When I do this freezing without nn.DataParallel, it gives me output as:

child 0 is:
Sequential(
(0): Conv2d(3, 64, kernel_size=(3, 3), stride=(1, 1), padding=(1, 1))
(1): ReLU(inplace=True)
(2): Conv2d(64, 64, kernel_size=(3, 3), stride=(1, 1), padding=(1, 1))
(3): ReLU(inplace=True)
(4): MaxPool2d(kernel_size=2, stride=2, padding=0, dilation=1, ceil_mode=False)
(5): Conv2d(64, 128, kernel_size=(3, 3), stride=(1, 1), padding=(1, 1))
(6): ReLU(inplace=True)
(7): Conv2d(128, 128, kernel_size=(3, 3), stride=(1, 1), padding=(1, 1))
(8): ReLU(inplace=True)
(9): MaxPool2d(kernel_size=2, stride=2, padding=0, dilation=1, ceil_mode=False)
(10): Conv2d(128, 256, kernel_size=(3, 3), stride=(1, 1), padding=(1, 1))
(11): ReLU(inplace=True)
(12): Conv2d(256, 256, kernel_size=(3, 3), stride=(1, 1), padding=(1, 1))
(13): ReLU(inplace=True)
(14): Conv2d(256, 256, kernel_size=(3, 3), stride=(1, 1), padding=(1, 1))
(15): ReLU(inplace=True)
(16): MaxPool2d(kernel_size=2, stride=2, padding=0, dilation=1, ceil_mode=False)
(17): Conv2d(256, 512, kernel_size=(3, 3), stride=(1, 1), padding=(1, 1))
(18): ReLU(inplace=True)
(19): Conv2d(512, 512, kernel_size=(3, 3), stride=(1, 1), padding=(1, 1))
(20): ReLU(inplace=True)
(21): Conv2d(512, 512, kernel_size=(3, 3), stride=(1, 1), padding=(1, 1))
(22): ReLU(inplace=True)
(23): MaxPool2d(kernel_size=2, stride=2, padding=0, dilation=1, ceil_mode=False)
(24): Conv2d(512, 512, kernel_size=(3, 3), stride=(1, 1), padding=(1, 1))
(25): ReLU(inplace=True)
(26): Conv2d(512, 512, kernel_size=(3, 3), stride=(1, 1), padding=(1, 1))
(27): ReLU(inplace=True)
(28): Conv2d(512, 512, kernel_size=(3, 3), stride=(1, 1), padding=(1, 1))
(29): ReLU(inplace=True)
)

child 1 is:
Conv2d(512, 1, kernel_size=(1, 1), stride=(1, 1), bias=False)

child 0 of child 0 is frozen
child 1 of child 0 is frozen
child 2 of child 0 is frozen
child 3 of child 0 is frozen
child 4 of child 0 is frozen
child 5 of child 0 is frozen
child 6 of child 0 is frozen
child 7 of child 0 is frozen
child 8 of child 0 is frozen
child 9 of child 0 is frozen
child 10 of child 0 is frozen
child 11 of child 0 is frozen
child 12 of child 0 is frozen
child 13 of child 0 is frozen
child 14 of child 0 is frozen
child 15 of child 0 is frozen
child 16 of child 0 is frozen
child 17 of child 0 is not frozen
child 18 of child 0 is not frozen
child 19 of child 0 is not frozen
child 20 of child 0 is not frozen
child 21 of child 0 is not frozen
child 22 of child 0 is not frozen
child 23 of child 0 is not frozen
child 24 of child 0 is not frozen
child 25 of child 0 is not frozen
child 26 of child 0 is not frozen
child 27 of child 0 is not frozen
child 28 of child 0 is not frozen
child 1 is not frozen

But when I use nn.DataParallel, it is showing both the children under the “Sequential ()” model.

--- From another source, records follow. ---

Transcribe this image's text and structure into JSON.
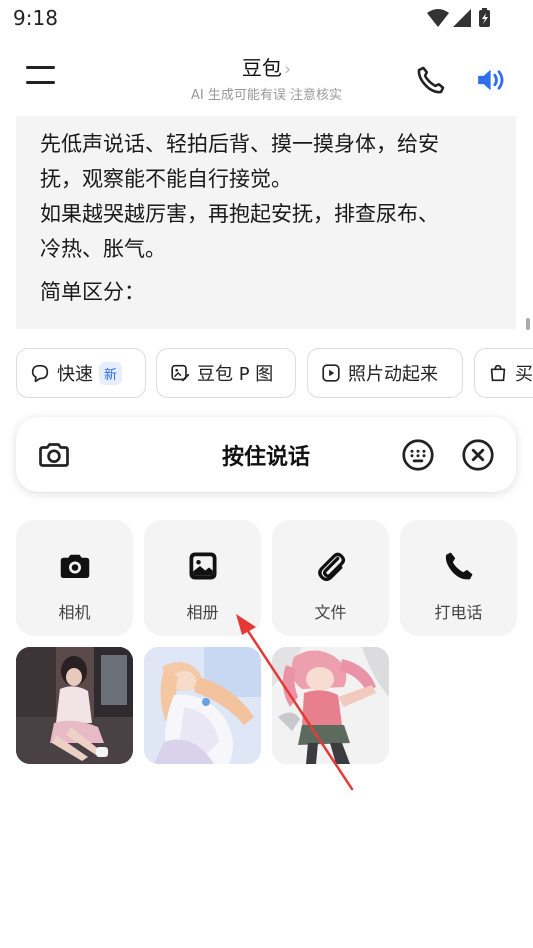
{
  "status_bar": {
    "time": "9:18"
  },
  "header": {
    "title": "豆包",
    "title_chevron": "›",
    "subtitle": "AI 生成可能有误 注意核实",
    "menu_icon": "hamburger-menu-icon",
    "phone_icon": "phone-icon",
    "speaker_icon": "speaker-icon",
    "accent_color": "#2f6fed"
  },
  "chat": {
    "lines": [
      "先低声说话、轻拍后背、摸一摸身体，给安",
      "抚，观察能不能自行接觉。",
      "如果越哭越厉害，再抱起安抚，排查尿布、",
      "冷热、胀气。",
      "简单区分："
    ]
  },
  "chips": [
    {
      "label": "快速",
      "badge": "新",
      "icon": "chat-bubble-icon"
    },
    {
      "label": "豆包 P 图",
      "icon": "image-edit-icon"
    },
    {
      "label": "照片动起来",
      "icon": "play-icon"
    },
    {
      "label": "买",
      "icon": "shopping-bag-icon"
    }
  ],
  "voice_bar": {
    "label": "按住说话",
    "camera_icon": "camera-icon",
    "keyboard_icon": "keyboard-icon",
    "close_icon": "close-icon"
  },
  "tiles": [
    {
      "label": "相机",
      "icon": "camera-icon"
    },
    {
      "label": "相册",
      "icon": "photo-album-icon"
    },
    {
      "label": "文件",
      "icon": "paperclip-icon"
    },
    {
      "label": "打电话",
      "icon": "phone-icon"
    }
  ],
  "recent_photos": [
    {
      "name": "recent-photo-1"
    },
    {
      "name": "recent-photo-2"
    },
    {
      "name": "recent-photo-3"
    }
  ]
}
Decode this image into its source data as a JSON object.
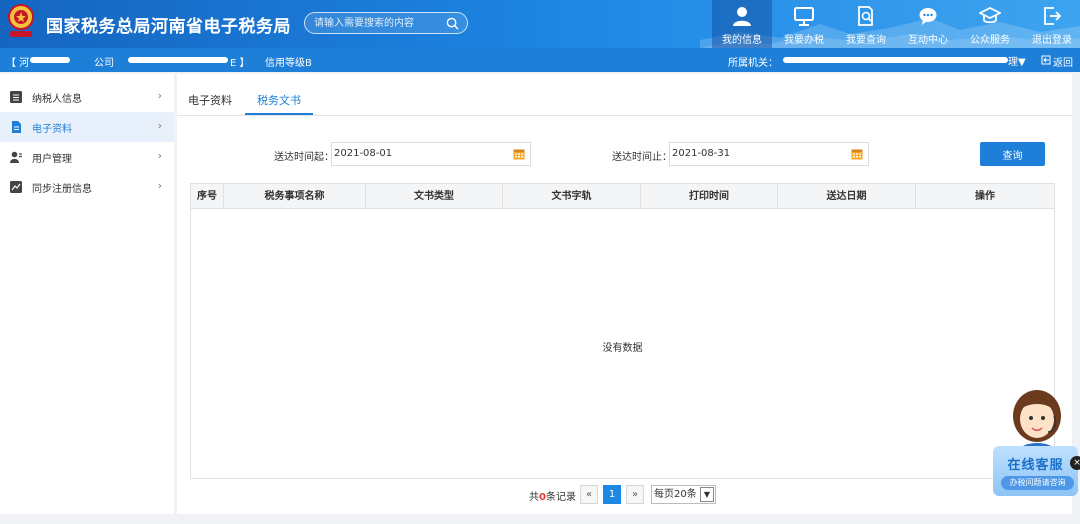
{
  "header": {
    "title": "国家税务总局河南省电子税务局",
    "search_placeholder": "请输入需要搜索的内容",
    "nav": [
      {
        "label": "我的信息",
        "icon": "user-icon"
      },
      {
        "label": "我要办税",
        "icon": "monitor-icon"
      },
      {
        "label": "我要查询",
        "icon": "document-search-icon"
      },
      {
        "label": "互动中心",
        "icon": "chat-bubble-icon"
      },
      {
        "label": "公众服务",
        "icon": "graduation-cap-icon"
      },
      {
        "label": "退出登录",
        "icon": "logout-icon"
      }
    ]
  },
  "subbar": {
    "company_prefix": "【 河",
    "company_mid": "公司",
    "company_suffix": "E 】",
    "credit": "信用等级B",
    "authority_label": "所属机关：",
    "authority_suffix": "理▼",
    "back_label": "返回"
  },
  "sidebar": {
    "items": [
      {
        "label": "纳税人信息",
        "icon": "list-icon",
        "active": false
      },
      {
        "label": "电子资料",
        "icon": "file-icon",
        "active": true
      },
      {
        "label": "用户管理",
        "icon": "user-manage-icon",
        "active": false
      },
      {
        "label": "同步注册信息",
        "icon": "chart-icon",
        "active": false
      }
    ],
    "arrow": "›"
  },
  "main": {
    "tabs": [
      {
        "label": "电子资料",
        "active": false
      },
      {
        "label": "税务文书",
        "active": true
      }
    ],
    "filter": {
      "start_label": "送达时间起：",
      "start_value": "2021-08-01",
      "end_label": "送达时间止：",
      "end_value": "2021-08-31",
      "query_label": "查询"
    },
    "table": {
      "columns": [
        "序号",
        "税务事项名称",
        "文书类型",
        "文书字轨",
        "打印时间",
        "送达日期",
        "操作"
      ],
      "empty_text": "没有数据"
    },
    "pager": {
      "total_prefix": "共",
      "total_count": "0",
      "total_suffix": "条记录",
      "prev": "«",
      "current": "1",
      "next": "»",
      "page_size": "每页20条"
    }
  },
  "cs_widget": {
    "title": "在线客服",
    "subtitle": "办税问题请咨询",
    "close": "×"
  },
  "colors": {
    "primary": "#1e7fd8",
    "header_start": "#1565c0",
    "accent_red": "#e53935"
  }
}
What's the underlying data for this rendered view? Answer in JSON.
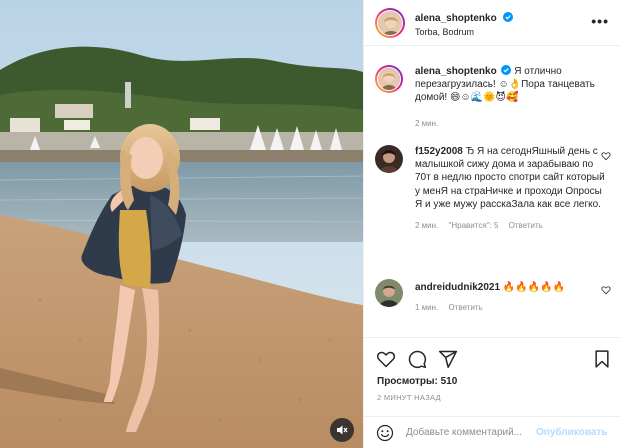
{
  "post": {
    "username": "alena_shoptenko",
    "location": "Torba, Bodrum",
    "caption_text": "Я отлично перезагрузилась! ☺👌Пора танцевать домой! 😄☺🌊🌞😈🥰",
    "caption_time": "2 мин."
  },
  "comments": [
    {
      "username": "f152y2008",
      "text": "Ђ Я на сегоднЯшный день с малышкой сижу дома и зарабываю по 70т в недлю просто спотри сайт который у менЯ на страНичке и проходи Опросы Я и уже мужу расскаЗала как все легко.",
      "time": "2 мин.",
      "likes": "\"Нравится\": 5",
      "reply": "Ответить"
    },
    {
      "username": "andreidudnik2021",
      "text": "🔥🔥🔥🔥🔥",
      "time": "1 мин.",
      "reply": "Ответить"
    }
  ],
  "stats": {
    "views_label": "Просмотры:",
    "views_count": "510",
    "time_ago": "2 МИНУТ НАЗАД"
  },
  "add_comment": {
    "placeholder": "Добавьте комментарий...",
    "publish_label": "Опубликовать"
  },
  "icons": {
    "verified": "verified-badge-icon",
    "more": "more-options-icon",
    "like": "heart-icon",
    "comment": "comment-bubble-icon",
    "share": "paper-plane-icon",
    "save": "bookmark-icon",
    "emoji": "smiley-icon",
    "mute": "speaker-mute-icon"
  },
  "colors": {
    "verified_blue": "#0095f6",
    "publish_disabled": "#b3dbff",
    "meta_gray": "#8e8e8e"
  }
}
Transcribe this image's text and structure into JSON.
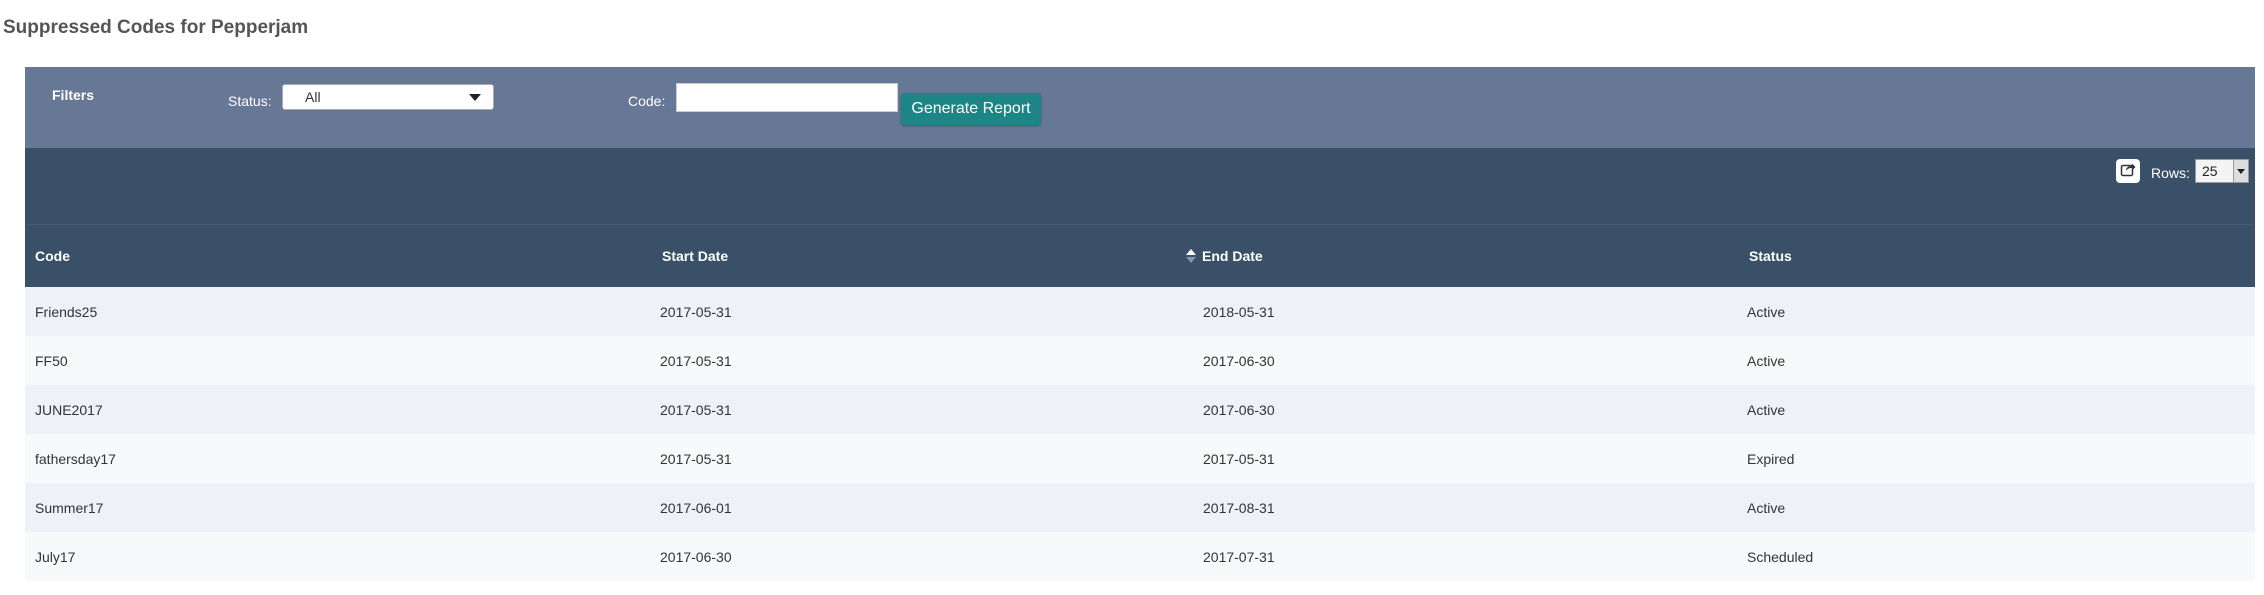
{
  "page": {
    "title": "Suppressed Codes for Pepperjam"
  },
  "filters": {
    "title": "Filters",
    "status_label": "Status:",
    "status_value": "All",
    "code_label": "Code:",
    "code_value": "",
    "generate_label": "Generate Report"
  },
  "toolbar": {
    "export_icon": "share-export-icon",
    "rows_label": "Rows:",
    "rows_value": "25"
  },
  "table": {
    "columns": {
      "code": "Code",
      "start_date": "Start Date",
      "end_date": "End Date",
      "status": "Status"
    },
    "sorted_column": "end_date",
    "rows": [
      {
        "code": "Friends25",
        "start_date": "2017-05-31",
        "end_date": "2018-05-31",
        "status": "Active"
      },
      {
        "code": "FF50",
        "start_date": "2017-05-31",
        "end_date": "2017-06-30",
        "status": "Active"
      },
      {
        "code": "JUNE2017",
        "start_date": "2017-05-31",
        "end_date": "2017-06-30",
        "status": "Active"
      },
      {
        "code": "fathersday17",
        "start_date": "2017-05-31",
        "end_date": "2017-05-31",
        "status": "Expired"
      },
      {
        "code": "Summer17",
        "start_date": "2017-06-01",
        "end_date": "2017-08-31",
        "status": "Active"
      },
      {
        "code": "July17",
        "start_date": "2017-06-30",
        "end_date": "2017-07-31",
        "status": "Scheduled"
      }
    ]
  },
  "colors": {
    "filters_bar": "#667895",
    "header_bar": "#3a5068",
    "button": "#1d8585"
  }
}
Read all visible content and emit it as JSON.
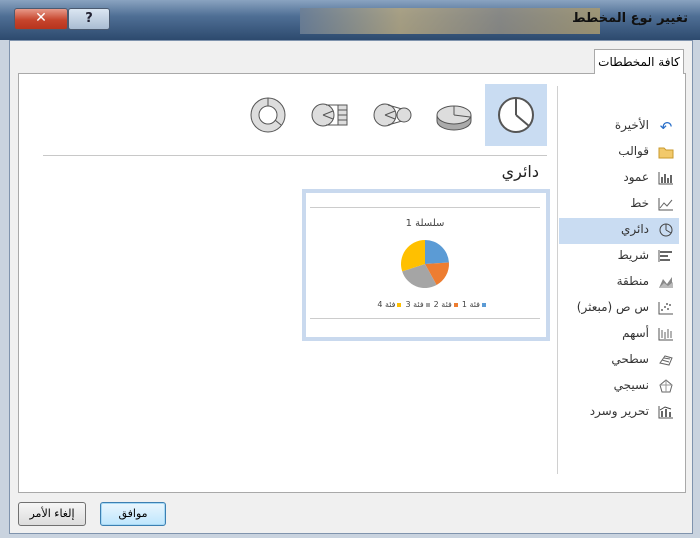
{
  "window": {
    "title": "تغيير نوع المخطط",
    "close_glyph": "✕",
    "help_glyph": "?"
  },
  "tab": {
    "label": "كافة المخططات"
  },
  "sidebar": {
    "items": [
      {
        "label": "الأخيرة",
        "icon": "undo-arrow-icon"
      },
      {
        "label": "قوالب",
        "icon": "folder-icon"
      },
      {
        "label": "عمود",
        "icon": "column-chart-icon"
      },
      {
        "label": "خط",
        "icon": "line-chart-icon"
      },
      {
        "label": "دائري",
        "icon": "pie-chart-icon",
        "selected": true
      },
      {
        "label": "شريط",
        "icon": "bar-chart-icon"
      },
      {
        "label": "منطقة",
        "icon": "area-chart-icon"
      },
      {
        "label": "س ص (مبعثر)",
        "icon": "scatter-chart-icon"
      },
      {
        "label": "أسهم",
        "icon": "stock-chart-icon"
      },
      {
        "label": "سطحي",
        "icon": "surface-chart-icon"
      },
      {
        "label": "نسيجي",
        "icon": "radar-chart-icon"
      },
      {
        "label": "تحرير وسرد",
        "icon": "combo-chart-icon"
      }
    ]
  },
  "chart_types": [
    "pie",
    "3d-pie",
    "pie-of-pie",
    "bar-of-pie",
    "doughnut"
  ],
  "main": {
    "heading": "دائري"
  },
  "preview": {
    "title": "سلسلة 1",
    "legend": [
      "فئة 1",
      "فئة 2",
      "فئة 3",
      "فئة 4"
    ],
    "colors": [
      "#5b9bd5",
      "#ed7d31",
      "#a5a5a5",
      "#ffc000"
    ]
  },
  "chart_data": {
    "type": "pie",
    "title": "سلسلة 1",
    "categories": [
      "فئة 1",
      "فئة 2",
      "فئة 3",
      "فئة 4"
    ],
    "values": [
      24,
      18,
      28,
      30
    ]
  },
  "buttons": {
    "ok": "موافق",
    "cancel": "إلغاء الأمر"
  }
}
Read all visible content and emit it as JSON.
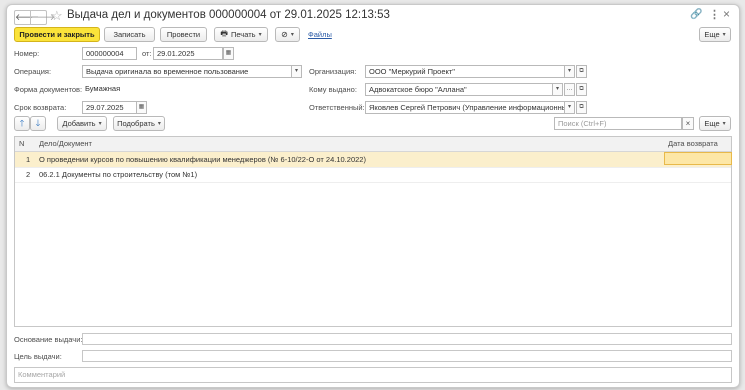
{
  "window": {
    "title": "Выдача дел и документов 000000004 от 29.01.2025 12:13:53"
  },
  "toolbar": {
    "post_close": "Провести и закрыть",
    "save": "Записать",
    "post": "Провести",
    "print": "Печать",
    "files": "Файлы",
    "more": "Еще"
  },
  "form": {
    "number_label": "Номер:",
    "number_value": "000000004",
    "date_label": "от:",
    "date_value": "29.01.2025",
    "operation_label": "Операция:",
    "operation_value": "Выдача оригинала во временное пользование",
    "organization_label": "Организация:",
    "organization_value": "ООО \"Меркурий Проект\"",
    "docform_label": "Форма документов:",
    "docform_value": "Бумажная",
    "issued_to_label": "Кому выдано:",
    "issued_to_value": "Адвокатское бюро \"Аллана\"",
    "return_label": "Срок возврата:",
    "return_value": "29.07.2025",
    "responsible_label": "Ответственный:",
    "responsible_value": "Яковлев Сергей Петрович (Управление информационных т"
  },
  "table_toolbar": {
    "add": "Добавить",
    "pick": "Подобрать",
    "search_placeholder": "Поиск (Ctrl+F)",
    "clear": "×",
    "more": "Еще"
  },
  "table": {
    "columns": [
      "N",
      "Дело/Документ",
      "Дата возврата"
    ],
    "rows": [
      {
        "n": "1",
        "doc": "О проведении курсов по повышению квалификации менеджеров (№ 6-10/22-О от 24.10.2022)",
        "date": ""
      },
      {
        "n": "2",
        "doc": "06.2.1 Документы по строительству (том №1)",
        "date": ""
      }
    ]
  },
  "footer": {
    "basis_label": "Основание выдачи:",
    "basis_value": "",
    "purpose_label": "Цель выдачи:",
    "purpose_value": "",
    "comment_placeholder": "Комментарий"
  }
}
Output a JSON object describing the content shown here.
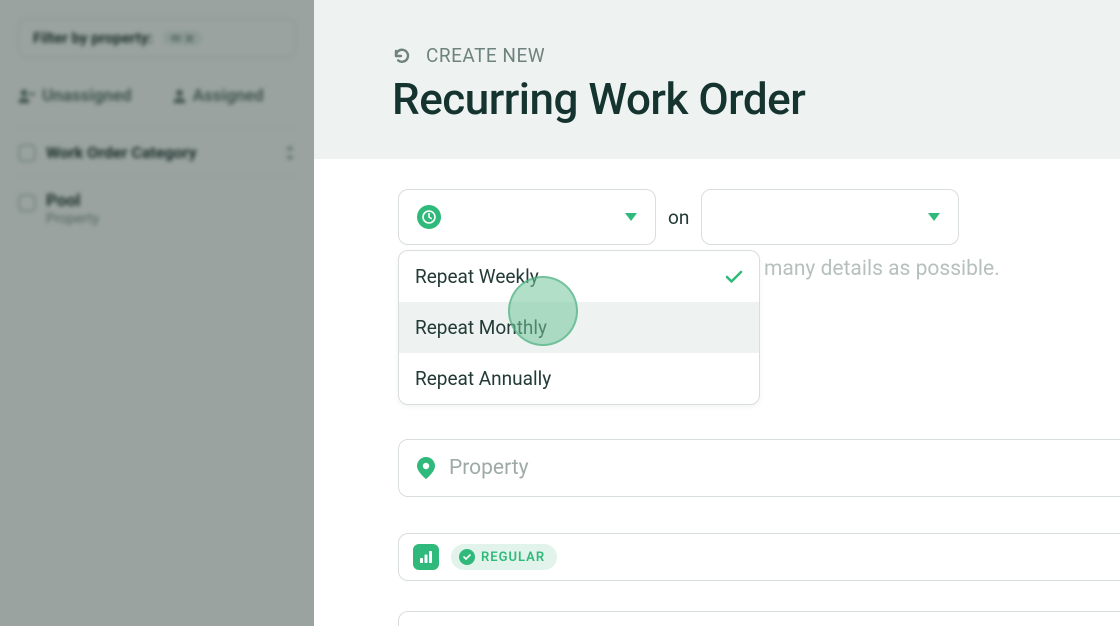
{
  "sidebar": {
    "filter_label": "Filter by property:",
    "unassigned_label": "Unassigned",
    "assigned_label": "Assigned",
    "category_header": "Work Order Category",
    "pool_title": "Pool",
    "pool_subtitle": "Property"
  },
  "header": {
    "create_label": "CREATE NEW",
    "title": "Recurring Work Order"
  },
  "main": {
    "on_label": "on",
    "details_hint": "many details as possible.",
    "property_placeholder": "Property",
    "priority_label": "REGULAR"
  },
  "dropdown": {
    "items": [
      {
        "label": "Repeat Weekly",
        "selected": true,
        "highlight": false
      },
      {
        "label": "Repeat Monthly",
        "selected": false,
        "highlight": true
      },
      {
        "label": "Repeat Annually",
        "selected": false,
        "highlight": false
      }
    ]
  },
  "colors": {
    "accent": "#2fb97a",
    "dark": "#153430"
  }
}
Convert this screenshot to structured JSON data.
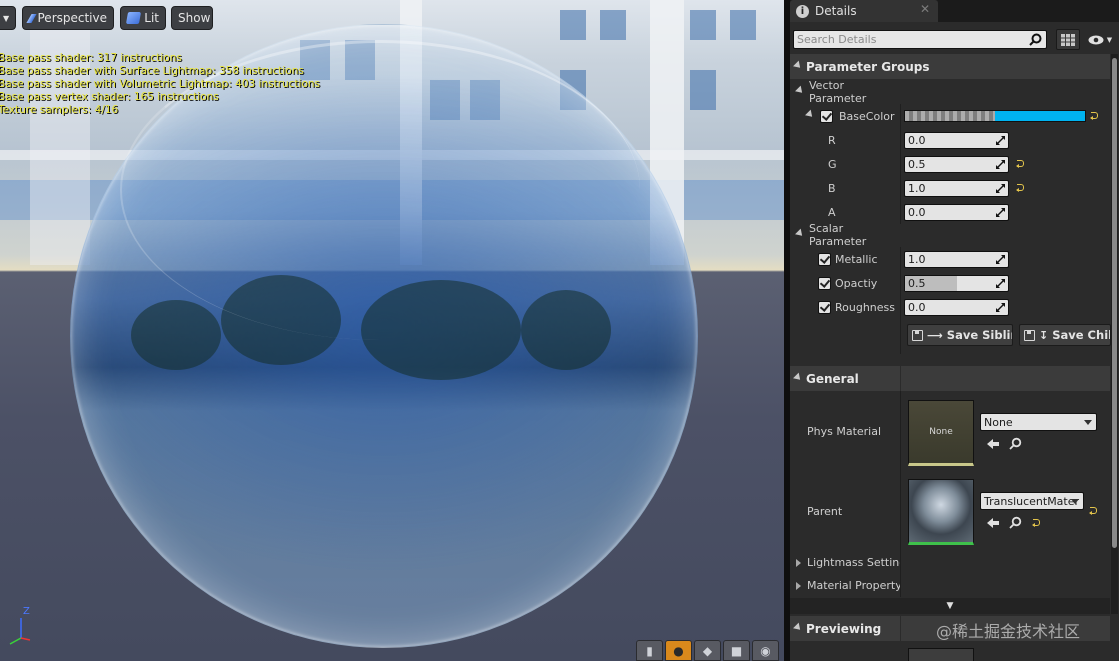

Hi how to parallelize 2 network architectures into multiple GPU? I have 2 networks let said A and B. I tried to use this code.

modelA = torch.nn.DataParallel(modelA).cuda(GPU_ID)
modelB = torch.nn.DataParallel(modelB).cuda(GPU_ID)

Then I got this error.
RuntimeError: module must have its parameters and buffers on device cuda:0 (device_ids[0]) but found one of them on device: cuda:1

How to do this?, should I merge the model architecture into 1? Let said My_Network contains ModelA and ModelB so to access it would be My_Network.ModelA and My_Network.ModelB.

Could you check, if the models are running fine in your code in isolation, i.e. modelA alone and afterwards modelB alone?
I don’t think the error is raised because you are using two models, but might be raised if one of the models get an input tensor, which is stored on a wrong device.